Opiate haben durch die betäubende Wirkung die Tendenz, die Seele «einzufrieren». Durch die (Teil-) Blockade der Emotionen wird während der Abhängigkeit die seelische Entwicklung behindert. Aussenstehende beobachten den Entzug deshalb häufig wie die Geburt eines neuen Wesens. Die Menschen verändern sich nicht nur innerlich, sondern auch äusserlich, häufig wirken sie um Jahre jünger.

Nach einem Entzug lässt sich zudem oft beobachten, dass die Betroffenen zu Reaktionen (im Guten wie im Schlechten) neigen, die eher ungewohnt sind. Sich dessen bewusst zu sein ist oft wichtig für Angehörige, damit die Beteiligten nicht überfordert sind. Da Sucht häufig mit einer Anpassungsleistung einhergeht und Süchtige Konflikte dadurch vermeiden, ist die frisch erwachte Wahrnehmung und Durchsetzung der eigenen Bedürfnisse ein wiederkehrendes Thema.

Nach der Überwindung der Abhängigkeit ist nicht einfach alles gut und wie früher, sondern es ist ein weiterer Schritt zu Rückeroberung eines Lebens, das nicht «Selbstregulation direkt im Gehirn» bedeutet, sondern auch sein Gleichgewicht wieder durch Gestaltung der Wirklichkeit erarbeiten muss.

Durch eine gesunde Lebensweise werden die Selbstheilungskräfte des Körpers die Leistungsfähigkeit jeden Tag ein weiteres Stück wieder herstellen. Die dazu nötige Geduld und das nötige Vertrauen in die eigenen Möglichkeiten begünstigen diesen Prozess.
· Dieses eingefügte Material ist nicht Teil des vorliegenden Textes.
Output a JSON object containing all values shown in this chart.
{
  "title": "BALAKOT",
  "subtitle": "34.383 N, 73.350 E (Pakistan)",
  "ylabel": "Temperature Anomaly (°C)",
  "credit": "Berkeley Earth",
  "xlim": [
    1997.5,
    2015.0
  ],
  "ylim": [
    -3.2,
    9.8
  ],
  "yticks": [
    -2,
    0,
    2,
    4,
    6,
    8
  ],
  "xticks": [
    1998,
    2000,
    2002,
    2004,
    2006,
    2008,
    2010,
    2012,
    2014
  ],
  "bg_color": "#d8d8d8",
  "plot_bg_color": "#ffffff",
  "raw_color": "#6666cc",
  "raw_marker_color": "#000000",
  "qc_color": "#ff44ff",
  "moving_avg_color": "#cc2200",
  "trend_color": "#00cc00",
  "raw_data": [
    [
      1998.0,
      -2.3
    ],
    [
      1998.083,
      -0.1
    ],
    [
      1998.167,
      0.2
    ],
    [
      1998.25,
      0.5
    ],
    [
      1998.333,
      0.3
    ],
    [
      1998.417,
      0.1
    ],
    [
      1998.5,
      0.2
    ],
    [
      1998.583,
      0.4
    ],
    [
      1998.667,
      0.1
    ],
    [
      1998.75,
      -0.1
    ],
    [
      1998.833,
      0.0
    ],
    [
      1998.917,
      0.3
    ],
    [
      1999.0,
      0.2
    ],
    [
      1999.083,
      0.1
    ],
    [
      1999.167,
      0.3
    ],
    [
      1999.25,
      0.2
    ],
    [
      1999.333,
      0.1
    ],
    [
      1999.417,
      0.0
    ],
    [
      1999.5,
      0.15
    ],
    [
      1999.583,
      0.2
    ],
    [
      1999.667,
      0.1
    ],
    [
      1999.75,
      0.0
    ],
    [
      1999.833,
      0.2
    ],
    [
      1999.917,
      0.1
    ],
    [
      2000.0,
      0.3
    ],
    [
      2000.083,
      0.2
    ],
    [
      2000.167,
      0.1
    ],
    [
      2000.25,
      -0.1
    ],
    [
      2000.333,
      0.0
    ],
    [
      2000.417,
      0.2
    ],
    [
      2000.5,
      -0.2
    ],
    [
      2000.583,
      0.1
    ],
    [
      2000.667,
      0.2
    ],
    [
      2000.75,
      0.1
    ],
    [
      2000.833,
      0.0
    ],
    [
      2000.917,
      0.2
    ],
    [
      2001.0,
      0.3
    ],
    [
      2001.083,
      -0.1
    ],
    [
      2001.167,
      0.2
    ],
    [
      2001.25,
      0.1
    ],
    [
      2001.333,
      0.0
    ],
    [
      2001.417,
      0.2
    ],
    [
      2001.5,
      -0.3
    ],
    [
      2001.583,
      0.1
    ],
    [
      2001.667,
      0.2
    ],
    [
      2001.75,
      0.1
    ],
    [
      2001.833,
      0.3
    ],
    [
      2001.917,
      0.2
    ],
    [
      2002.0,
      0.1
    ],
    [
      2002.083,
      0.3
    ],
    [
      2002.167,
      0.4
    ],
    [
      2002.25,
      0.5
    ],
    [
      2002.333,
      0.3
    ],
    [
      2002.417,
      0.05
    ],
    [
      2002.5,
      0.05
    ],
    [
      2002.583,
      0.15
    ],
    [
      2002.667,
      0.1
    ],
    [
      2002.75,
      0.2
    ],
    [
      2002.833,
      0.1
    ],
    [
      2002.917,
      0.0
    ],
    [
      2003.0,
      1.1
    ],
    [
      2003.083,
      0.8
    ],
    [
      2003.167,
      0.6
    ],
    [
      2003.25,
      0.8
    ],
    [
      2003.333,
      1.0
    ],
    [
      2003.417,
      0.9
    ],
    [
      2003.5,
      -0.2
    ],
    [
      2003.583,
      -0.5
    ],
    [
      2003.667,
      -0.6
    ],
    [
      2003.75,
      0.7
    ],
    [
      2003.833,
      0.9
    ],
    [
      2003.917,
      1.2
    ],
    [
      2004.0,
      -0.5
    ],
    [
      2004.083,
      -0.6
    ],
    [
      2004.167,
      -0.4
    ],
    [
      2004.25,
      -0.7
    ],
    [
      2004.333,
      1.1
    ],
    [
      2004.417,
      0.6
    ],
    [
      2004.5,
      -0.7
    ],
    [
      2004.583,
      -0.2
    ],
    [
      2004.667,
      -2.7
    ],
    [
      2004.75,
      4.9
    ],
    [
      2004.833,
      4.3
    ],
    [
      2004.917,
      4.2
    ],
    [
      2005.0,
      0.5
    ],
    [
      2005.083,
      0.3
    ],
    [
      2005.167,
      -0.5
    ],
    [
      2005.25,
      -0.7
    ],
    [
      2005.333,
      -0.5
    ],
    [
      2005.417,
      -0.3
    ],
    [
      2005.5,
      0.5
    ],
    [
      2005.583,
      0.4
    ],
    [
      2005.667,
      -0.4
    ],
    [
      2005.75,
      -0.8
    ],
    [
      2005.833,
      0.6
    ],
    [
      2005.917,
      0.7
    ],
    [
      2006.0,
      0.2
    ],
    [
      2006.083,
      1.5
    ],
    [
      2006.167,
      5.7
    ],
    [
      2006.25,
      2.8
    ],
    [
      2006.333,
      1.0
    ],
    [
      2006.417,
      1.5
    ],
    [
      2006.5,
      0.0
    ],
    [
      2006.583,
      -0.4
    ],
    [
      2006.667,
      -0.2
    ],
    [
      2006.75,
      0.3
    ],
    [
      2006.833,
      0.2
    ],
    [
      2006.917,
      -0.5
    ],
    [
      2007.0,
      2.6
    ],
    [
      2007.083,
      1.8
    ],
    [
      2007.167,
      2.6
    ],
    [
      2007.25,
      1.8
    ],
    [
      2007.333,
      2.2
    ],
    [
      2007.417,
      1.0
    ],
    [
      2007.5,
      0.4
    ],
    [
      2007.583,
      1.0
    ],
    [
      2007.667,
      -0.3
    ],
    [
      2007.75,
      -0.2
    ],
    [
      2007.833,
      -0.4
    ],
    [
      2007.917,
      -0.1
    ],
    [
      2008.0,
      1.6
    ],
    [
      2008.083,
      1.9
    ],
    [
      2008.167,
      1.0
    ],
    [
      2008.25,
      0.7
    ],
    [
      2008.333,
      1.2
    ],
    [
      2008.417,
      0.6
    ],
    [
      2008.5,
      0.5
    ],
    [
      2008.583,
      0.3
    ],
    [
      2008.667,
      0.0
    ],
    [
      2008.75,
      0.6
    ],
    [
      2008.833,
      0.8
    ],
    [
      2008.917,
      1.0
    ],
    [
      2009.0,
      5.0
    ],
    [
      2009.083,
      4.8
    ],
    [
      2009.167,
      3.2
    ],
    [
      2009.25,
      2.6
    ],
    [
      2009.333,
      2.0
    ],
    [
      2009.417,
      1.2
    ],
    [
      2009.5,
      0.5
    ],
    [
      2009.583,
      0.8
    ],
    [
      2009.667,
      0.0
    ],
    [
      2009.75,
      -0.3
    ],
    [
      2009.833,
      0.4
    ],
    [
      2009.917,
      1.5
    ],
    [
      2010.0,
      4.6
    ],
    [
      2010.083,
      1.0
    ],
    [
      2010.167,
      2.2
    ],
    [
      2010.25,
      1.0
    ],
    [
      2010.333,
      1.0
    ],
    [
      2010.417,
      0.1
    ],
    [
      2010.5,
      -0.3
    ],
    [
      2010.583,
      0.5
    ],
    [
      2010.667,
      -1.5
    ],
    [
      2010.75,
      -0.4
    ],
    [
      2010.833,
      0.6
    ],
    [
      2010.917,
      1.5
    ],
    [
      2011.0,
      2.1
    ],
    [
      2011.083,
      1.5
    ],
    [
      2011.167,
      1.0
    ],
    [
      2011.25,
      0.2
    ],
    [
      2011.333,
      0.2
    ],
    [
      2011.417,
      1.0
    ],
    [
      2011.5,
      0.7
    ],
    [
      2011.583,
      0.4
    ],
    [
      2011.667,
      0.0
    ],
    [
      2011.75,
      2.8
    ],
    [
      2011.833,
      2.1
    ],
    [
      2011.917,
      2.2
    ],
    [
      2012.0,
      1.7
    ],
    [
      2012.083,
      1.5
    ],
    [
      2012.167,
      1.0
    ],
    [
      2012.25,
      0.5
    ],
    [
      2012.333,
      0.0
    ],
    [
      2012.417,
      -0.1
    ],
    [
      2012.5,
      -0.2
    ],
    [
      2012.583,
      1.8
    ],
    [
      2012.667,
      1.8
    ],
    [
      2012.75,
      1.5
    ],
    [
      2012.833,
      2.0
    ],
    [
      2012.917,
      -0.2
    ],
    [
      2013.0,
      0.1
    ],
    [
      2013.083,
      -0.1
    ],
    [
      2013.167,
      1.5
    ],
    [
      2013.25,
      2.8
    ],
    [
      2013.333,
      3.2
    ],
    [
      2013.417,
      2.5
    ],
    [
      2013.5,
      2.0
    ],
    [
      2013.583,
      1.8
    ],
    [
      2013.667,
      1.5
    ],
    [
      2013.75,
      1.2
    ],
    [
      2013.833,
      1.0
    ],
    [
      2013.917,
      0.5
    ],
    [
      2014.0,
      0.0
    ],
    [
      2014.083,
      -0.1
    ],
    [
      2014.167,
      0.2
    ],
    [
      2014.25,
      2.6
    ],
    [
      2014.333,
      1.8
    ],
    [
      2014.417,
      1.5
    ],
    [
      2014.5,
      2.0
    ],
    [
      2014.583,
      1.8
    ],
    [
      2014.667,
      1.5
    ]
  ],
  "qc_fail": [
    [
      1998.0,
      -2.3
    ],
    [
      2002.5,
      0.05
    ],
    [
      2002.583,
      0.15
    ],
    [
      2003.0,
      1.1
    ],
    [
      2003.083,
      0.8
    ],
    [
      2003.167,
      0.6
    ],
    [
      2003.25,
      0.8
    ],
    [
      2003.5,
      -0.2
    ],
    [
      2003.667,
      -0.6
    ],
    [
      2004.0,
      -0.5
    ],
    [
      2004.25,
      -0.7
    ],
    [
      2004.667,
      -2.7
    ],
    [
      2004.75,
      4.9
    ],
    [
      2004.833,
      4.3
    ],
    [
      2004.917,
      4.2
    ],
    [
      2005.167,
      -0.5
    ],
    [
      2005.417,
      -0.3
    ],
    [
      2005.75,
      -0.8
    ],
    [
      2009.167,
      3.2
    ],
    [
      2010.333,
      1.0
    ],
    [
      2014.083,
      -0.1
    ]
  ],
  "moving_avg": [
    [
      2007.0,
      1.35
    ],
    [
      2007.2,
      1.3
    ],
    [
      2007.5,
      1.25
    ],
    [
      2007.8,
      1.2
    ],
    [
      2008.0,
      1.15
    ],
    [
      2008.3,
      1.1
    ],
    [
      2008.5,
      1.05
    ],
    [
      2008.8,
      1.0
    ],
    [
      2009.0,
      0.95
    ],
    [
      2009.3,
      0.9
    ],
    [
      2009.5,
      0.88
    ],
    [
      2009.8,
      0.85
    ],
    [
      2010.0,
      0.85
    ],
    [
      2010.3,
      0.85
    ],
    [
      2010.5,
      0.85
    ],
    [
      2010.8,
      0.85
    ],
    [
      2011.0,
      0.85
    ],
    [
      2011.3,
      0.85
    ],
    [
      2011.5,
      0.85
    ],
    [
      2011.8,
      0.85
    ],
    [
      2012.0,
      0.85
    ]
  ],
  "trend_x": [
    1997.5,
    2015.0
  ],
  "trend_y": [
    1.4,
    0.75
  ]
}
Unser Angebot zur Nachsorge umfasst folgendes:

  • Organisation der medikamentösen Abstinenzhilfe
    Die regelmässige Einnahme eines «Opiatblockers» (Naltrexon HCL) verhindert, dass Morphin und andere Opiate ihre Wirkung entfalten können. Solange dieses Medikament eingenommen wird, kann keine erneute Abhängigkeit von Opiaten entstehen. Dieser Schutz ermöglicht es ihnen ihr «neues Leben» kennenzulernen, sich darin zurechtzufinden und es schliesslich so gut es geht, nach ihren Bedürfnissen zu gestalten. Auch weiterführende therapeutische Massnahmen können im vertrauten Umfeld stattfinden. Bei genügender Stabilität kann auf die Einnahme nach und nach verzichtet werden.
    Die Kosten des Medikaments werden separat verrechnet.
  • Psychologische Beratung
    Wir beraten und begleiten Sie bei Bedarf zu allen Fragen des Umfeldes, der Partnerschaft, Erziehung, Beruf, Behörden etc. (Patienten aus dem Ausland Telefonisch oder per Videokonferenz).

Unsere Empfehlung langfristig:

  • Bewältigung der Suchtimpulse, Behandlung allfälliger Grundstörungen wie Ängste, Depressionen etc., Coaching im Rahmen einer verhaltensorientierten, psychotherapeutischen Begleitung.

Was tun bei einem Rückfall?

Auch Rückfälle können Teil der Überwindung einer Opiatabhängigkeit sein. Wer sich auf dem Weg befindet und stolpert, der kann mit der richtigen Analyse des Geschehens und entsprechenden Verhaltensänderungen die für ihn offenbar noch notwendigen Erfahrungen machen. Anstelle von schamhaftem Verschweigen werden unsere Patienten ermuntert, ihre Probleme mit Sucht offen zu besprechen. Dieser Lernprozess ist oft auch wichtig für das Umfeld, welches aufgrund der schwierigen Erfahrungen mit Unverständnis, Angst oder Verurteilung reagieren kann.

Dabei ist es für die Behandlung der Sucht enorm wichtig, nach einem Rückfall die Opiatzufuhr sofort wieder zu unterbrechen, um nicht wieder erneut tief in «alte» Suchtmuster zu verfallen. Ein eigentliches «Rückfallmanagement» ist Bestandteil des ESCAPE-Behandlungspfades, damit tritt an die Stelle der Angst vor erneutem Versagen ein konkretes Konzept der Bewältigung.